The question reminds me that most of the web buzz around investment is about what happens with high-tech and high-growth angel and venture capital investment. That, however, is a very small subset at the very top of the investment pyramid. There’s not enough information floating around about what investment looks like for the rest of the world.
1. Everything in startups is on a case-by-case basis. The things I discuss in this post are generally true, but there are always exceptions.
2. Investment normally implies ownership. The hypothetical $50K investment would buy a percentage of ownership in your company.
3. How much ownership the investment is worth is determined by dividing the amount of the investment by the value of the company. A $50K investment buys 50 percent ownership of a company worth $100K, 20 percent ownership of a company worth $250K, and 5 percent ownership of a company worth $1 million.

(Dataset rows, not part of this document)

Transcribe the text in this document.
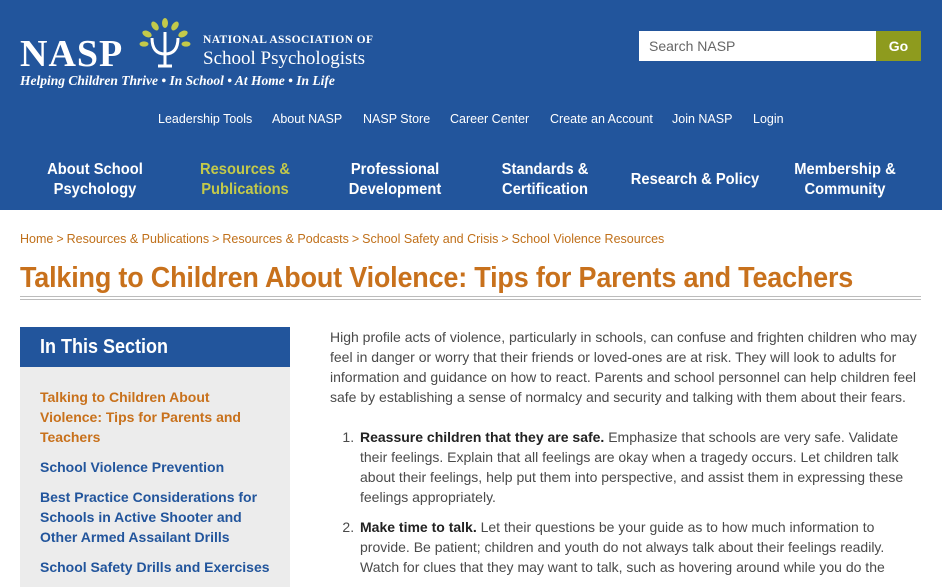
NASP	NATIONAL ASSOCIATION OF
School Psychologists
Helping Children Thrive • In School • At Home • In Life
Search NASP
Go
Leadership Tools About NASP NASP Store Career Center Create an Account Join NASP Login
About School
Psychology
Resources &
Publications
Professional
Development
Standards &
Certification
Research & Policy
Membership &
Community
Home > Resources & Publications > Resources & Podcasts > School Safety and Crisis > School Violence Resources
Talking to Children About Violence: Tips for Parents and Teachers
In This Section
Talking to Children About
Violence: Tips for Parents and
Teachers
School Violence Prevention
Best Practice Considerations for
Schools in Active Shooter and
Other Armed Assailant Drills
School Safety Drills and Exercises

High profile acts of violence, particularly in schools, can confuse and frighten children who may feel in danger or worry that their friends or loved-ones are at risk. They will look to adults for information and guidance on how to react. Parents and school personnel can help children feel safe by establishing a sense of normalcy and security and talking with them about their fears.

1. Reassure children that they are safe. Emphasize that schools are very safe. Validate their feelings. Explain that all feelings are okay when a tragedy occurs. Let children talk about their feelings, help put them into perspective, and assist them in expressing these feelings appropriately.
2. Make time to talk. Let their questions be your guide as to how much information to provide. Be patient; children and youth do not always talk about their feelings readily. Watch for clues that they may want to talk, such as hovering around while you do the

4. There are laws governing who can invest and how you can seek investment in your company. Make sure you check with an attorney on this. The terms “friends and family” and “angel investment” are legally significant.
5. Standard startup investment gets a return only when the startup company generates actual liquid money for its owners by selling its shares. Since it’s all case-by-case, you could offer investors dividends or some other drip compensation, but that’s not the standard. The standard is that the investors make their money when they can sell their ownership shares for a whole lot more than the $50K that they originally invested. Angel investors want to believe that their investment can grow 10x or even 100x in 3-5 years, because investing in startups is very risky and therefore angel investors must get a very high rate of return on a successful investment to make up for the losses they incur with startup failures.

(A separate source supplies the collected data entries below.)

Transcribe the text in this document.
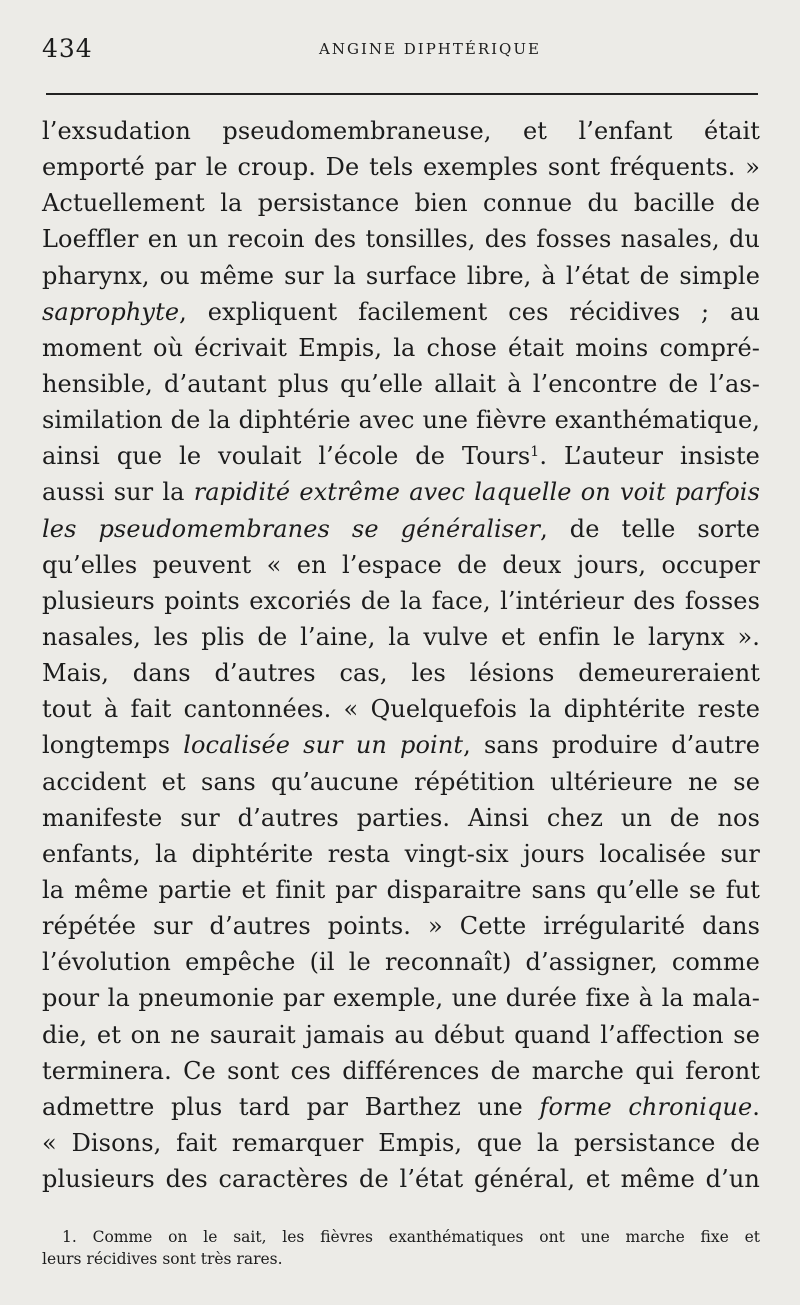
434	ANGINE DIPHTÉRIQUE
l’exsudation pseudomembraneuse, et l’enfant était
emporté par le croup. De tels exemples sont fréquents. »
Actuellement la persistance bien connue du bacille de
Loeffler en un recoin des tonsilles, des fosses nasales, du
pharynx, ou même sur la surface libre, à l’état de simple
saprophyte, expliquent facilement ces récidives ; au
moment où écrivait Empis, la chose était moins compré-
hensible, d’autant plus qu’elle allait à l’encontre de l’as-
similation de la diphtérie avec une fièvre exanthématique,
ainsi que le voulait l’école de Tours$^1$. L’auteur insiste
aussi sur la rapidité extrême avec laquelle on voit parfois
les pseudomembranes se généraliser, de telle sorte
qu’elles peuvent « en l’espace de deux jours, occuper
plusieurs points excoriés de la face, l’intérieur des fosses
nasales, les plis de l’aine, la vulve et enfin le larynx ».
Mais, dans d’autres cas, les lésions demeureraient
tout à fait cantonnées. « Quelquefois la diphtérite reste
longtemps localisée sur un point, sans produire d’autre
accident et sans qu’aucune répétition ultérieure ne se
manifeste sur d’autres parties. Ainsi chez un de nos
enfants, la diphtérite resta vingt-six jours localisée sur
la même partie et finit par disparaitre sans qu’elle se fut
répétée sur d’autres points. » Cette irrégularité dans
l’évolution empêche (il le reconnaît) d’assigner, comme
pour la pneumonie par exemple, une durée fixe à la mala-
die, et on ne saurait jamais au début quand l’affection se
terminera. Ce sont ces différences de marche qui feront
admettre plus tard par Barthez une forme chronique.
« Disons, fait remarquer Empis, que la persistance de
plusieurs des caractères de l’état général, et même d’un
1. Comme on le sait, les fièvres exanthématiques ont une marche fixe et
leurs récidives sont très rares.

6. Return relates to risk. If you have a low-tech, low-growth business, maybe you can attract friend and family investors who will be satisfied with an annual dividend or something similar (and small). That’s unusual.

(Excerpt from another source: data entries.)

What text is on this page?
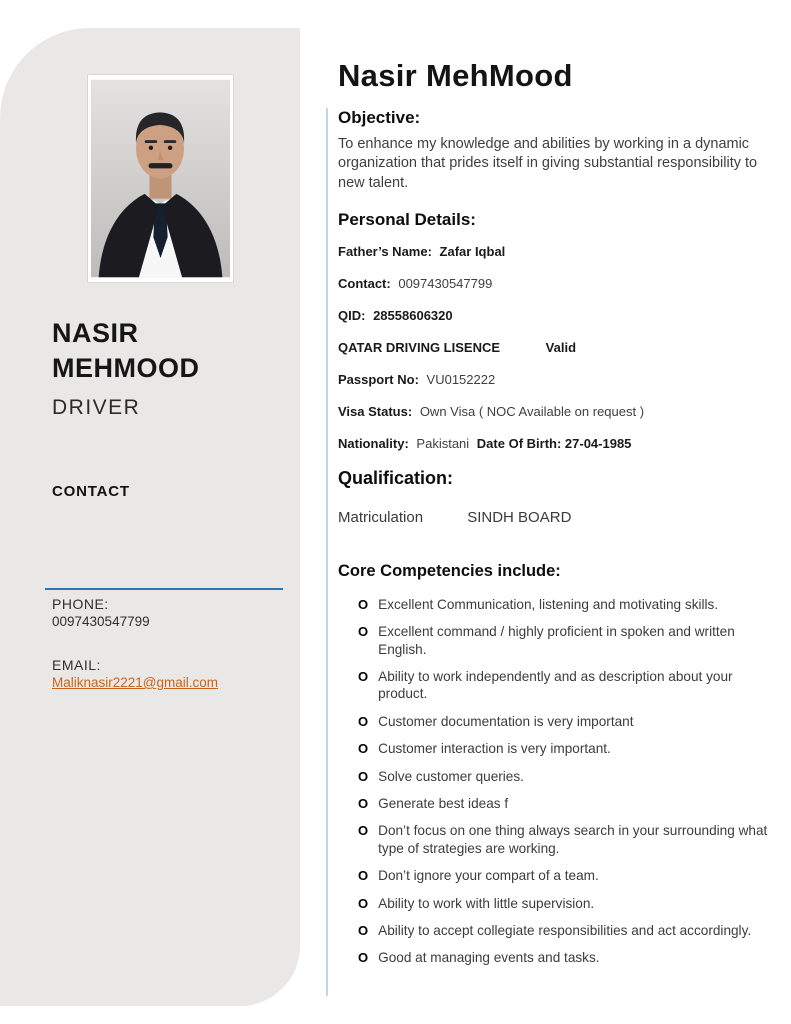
NASIR
MEHMOOD
DRIVER
CONTACT
PHONE:
0097430547799
EMAIL:
Maliknasir2221@gmail.com
Nasir MehMood
Objective:

To enhance my knowledge and abilities by working in a dynamic organization that prides itself in giving substantial responsibility to new talent.

Personal Details:
Father’s Name: Zafar Iqbal
Contact: 0097430547799
QID: 28558606320
QATAR DRIVING LISENCE	Valid
Passport No: VU0152222
Visa Status: Own Visa ( NOC Available on request )
Nationality: Pakistani Date Of Birth: 27-04-1985
Qualification:
Matriculation	SINDH BOARD
Core Competencies include:
O Excellent Communication, listening and motivating skills.
O Excellent command / highly proficient in spoken and written English.
O Ability to work independently and as description about your product.
O Customer documentation is very important
O Customer interaction is very important.
O Solve customer queries.
O Generate best ideas f
O Don’t focus on one thing always search in your surrounding what type of strategies are working.
O Don’t ignore your compart of a team.
O Ability to work with little supervision.
O Ability to accept collegiate responsibilities and act accordingly.
O Good at managing events and tasks.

7. Always compare the investment in your company to what the investor would get with much less risky investments like certificates of deposit or mutual funds. All startups are risky. Investors should expect a higher payoff.
8. Sometimes people invest in a startup for non-monetary reasons, like family support.
So what is the answer to that specific question about the $50K investment? I can’t answer without knowing what the company is, to evaluate its growth prospects, chance of eventual exit, and so forth. But it starts with the assumption that the investment will mean selling a share of your company.